Policing in LGBTQ+ Community
Based on newspaper articles and other national forums and committees relations between the LGBTQ+ community and police at this time were extremely strained in multiple major metropolitan areas around the country such as New York City, Chicago, and Detroit. Members of the community frequently found themselves not wanting to report crimes out of fear from a negative reaction to the police themselves or the predicted apathy. In a hearing for a senate subcommittee on police practices, they cite an immense and unnecessary use of force and verbal harassment from the police all across America. This sense of weariness between the LGBTQ+ community and the people who are supposed to protect them leads to more issues between them and a lack of communication when reporting crimes.
Community Coalition "Copwatch"
Based on an increased number of hate-crimes and worry over police apathy the Lesbian Gay Foundation of Michigan sponsored a collection of information through an independent source. This coalition was intended to provide confidentiality so members of the LGBT community who were victims of some form of harassment. This program was also named “Copwatch” implying that the police are unreliable and cannot be trusted by the LGBT community. People from the coalition would take statements from victims and record their incidents with harassment and hostility. The coalition was supported by the Triangle Foundation and the Michigan Lesbian and Gay Anti-Violence Project.

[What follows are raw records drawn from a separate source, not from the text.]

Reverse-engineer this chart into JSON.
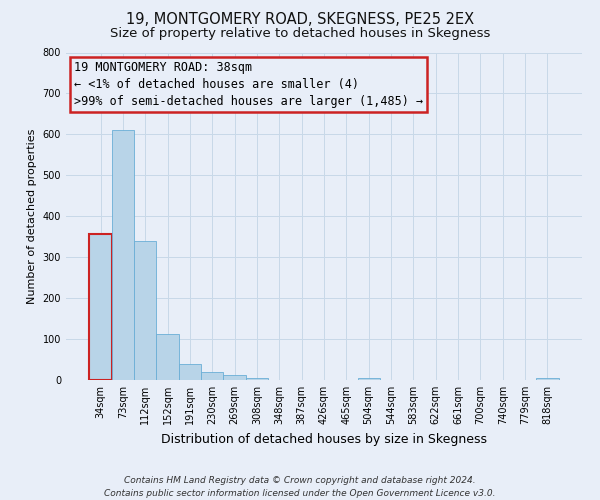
{
  "title": "19, MONTGOMERY ROAD, SKEGNESS, PE25 2EX",
  "subtitle": "Size of property relative to detached houses in Skegness",
  "xlabel": "Distribution of detached houses by size in Skegness",
  "ylabel": "Number of detached properties",
  "bar_labels": [
    "34sqm",
    "73sqm",
    "112sqm",
    "152sqm",
    "191sqm",
    "230sqm",
    "269sqm",
    "308sqm",
    "348sqm",
    "387sqm",
    "426sqm",
    "465sqm",
    "504sqm",
    "544sqm",
    "583sqm",
    "622sqm",
    "661sqm",
    "700sqm",
    "740sqm",
    "779sqm",
    "818sqm"
  ],
  "bar_values": [
    357,
    610,
    340,
    113,
    39,
    20,
    12,
    4,
    0,
    0,
    0,
    0,
    4,
    0,
    0,
    0,
    0,
    0,
    0,
    0,
    4
  ],
  "bar_color": "#b8d4e8",
  "bar_edge_color": "#6aaed6",
  "highlight_edge_color": "#cc2222",
  "ylim": [
    0,
    800
  ],
  "yticks": [
    0,
    100,
    200,
    300,
    400,
    500,
    600,
    700,
    800
  ],
  "grid_color": "#c8d8e8",
  "bg_color": "#e8eef8",
  "annotation_text_line1": "19 MONTGOMERY ROAD: 38sqm",
  "annotation_text_line2": "← <1% of detached houses are smaller (4)",
  "annotation_text_line3": ">99% of semi-detached houses are larger (1,485) →",
  "footer_text": "Contains HM Land Registry data © Crown copyright and database right 2024.\nContains public sector information licensed under the Open Government Licence v3.0.",
  "title_fontsize": 10.5,
  "subtitle_fontsize": 9.5,
  "ylabel_fontsize": 8,
  "xlabel_fontsize": 9,
  "tick_fontsize": 7,
  "ann_fontsize": 8.5,
  "footer_fontsize": 6.5
}
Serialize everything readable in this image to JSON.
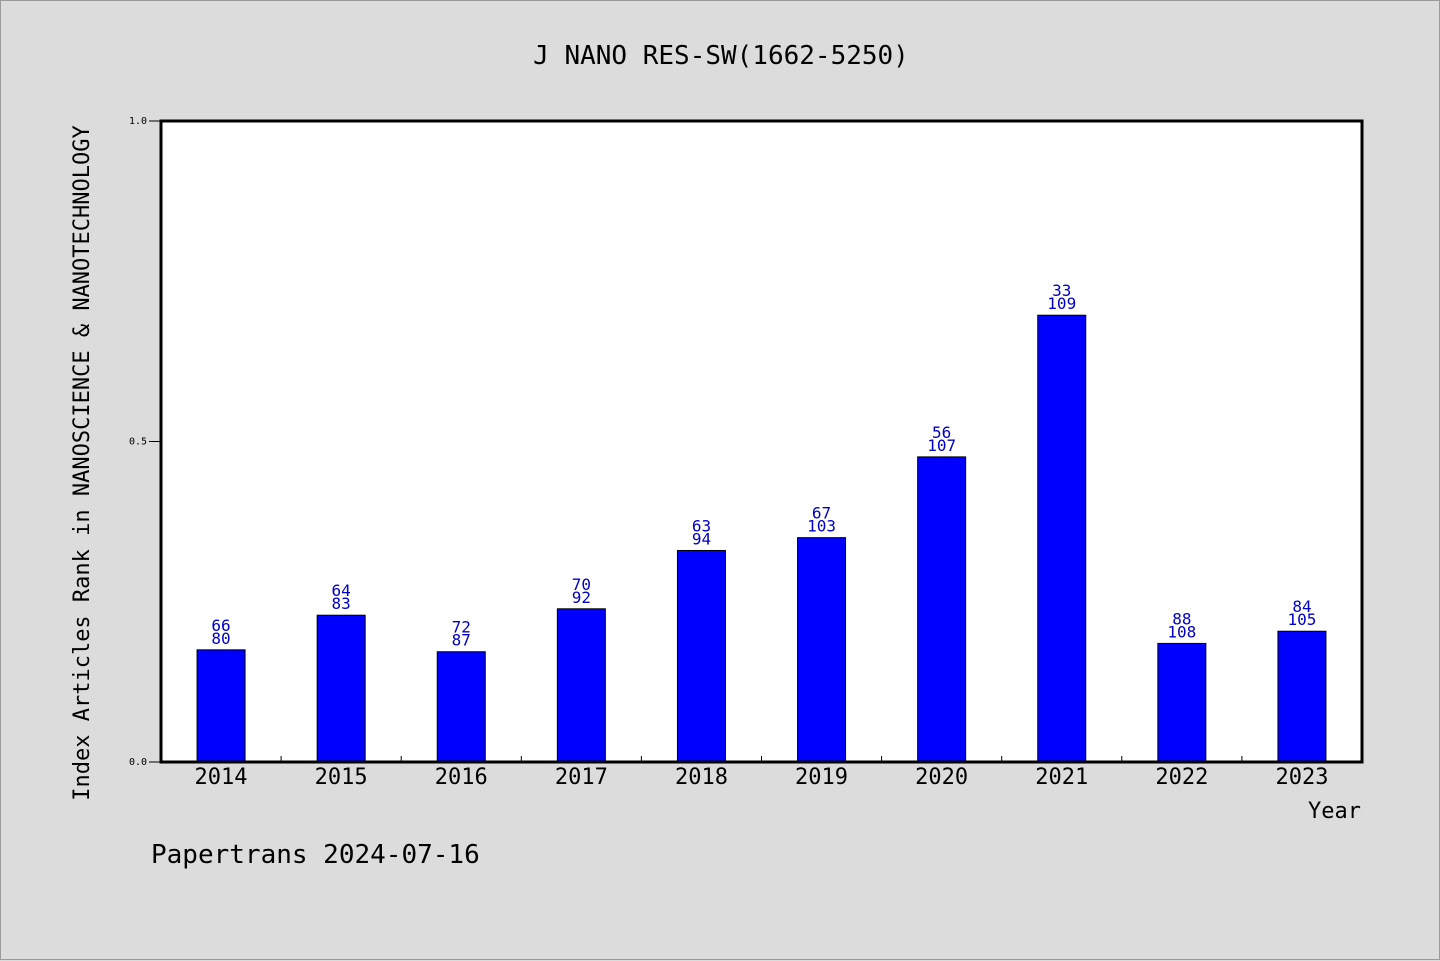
{
  "chart_data": {
    "type": "bar",
    "title": "J NANO RES-SW(1662-5250)",
    "xlabel": "Year",
    "ylabel": "Index Articles Rank in NANOSCIENCE & NANOTECHNOLOGY",
    "ylim": [
      0,
      1
    ],
    "yticks": [
      "0.0",
      "0.5",
      "1.0"
    ],
    "categories": [
      "2014",
      "2015",
      "2016",
      "2017",
      "2018",
      "2019",
      "2020",
      "2021",
      "2022",
      "2023"
    ],
    "values": [
      0.175,
      0.229,
      0.172,
      0.239,
      0.33,
      0.35,
      0.476,
      0.697,
      0.185,
      0.204
    ],
    "label_top": [
      "66",
      "64",
      "72",
      "70",
      "63",
      "67",
      "56",
      "33",
      "88",
      "84"
    ],
    "label_bottom": [
      "80",
      "83",
      "87",
      "92",
      "94",
      "103",
      "107",
      "109",
      "108",
      "105"
    ],
    "bar_color": "#0000ff",
    "label_color": "#0000c8",
    "grid": false,
    "legend": "none"
  },
  "footer": "Papertrans 2024-07-16"
}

A common scenario that gay men were finding themselves in was one called “entrapment”. This is when a gay man would be approached and then propositioned by another man. After talking, some sexual interaction would either happen or begin to happen. Either after the sexual interaction or just as it starts, the man who initiated the conversation would pull out a badge and arrest the man for a charge along the lines of “gross indecency”, a felony charge. It would most likely occur at a public bathroom or rest stop on the highway, commonly involving the state police. A captain of the Michigan State police even acknowledged that a lot of entrapment occurs to cater to the individual sexual gratification of the officer, and that when it occurs the officer is usually not punished yet only reminded of where the “legal fine line is”. Often times after being arrested, it is common for the victims to plead guilty to a lesser charge to avoid the time and potential embarrassment of a public trial and are settled with a fine and possible probation.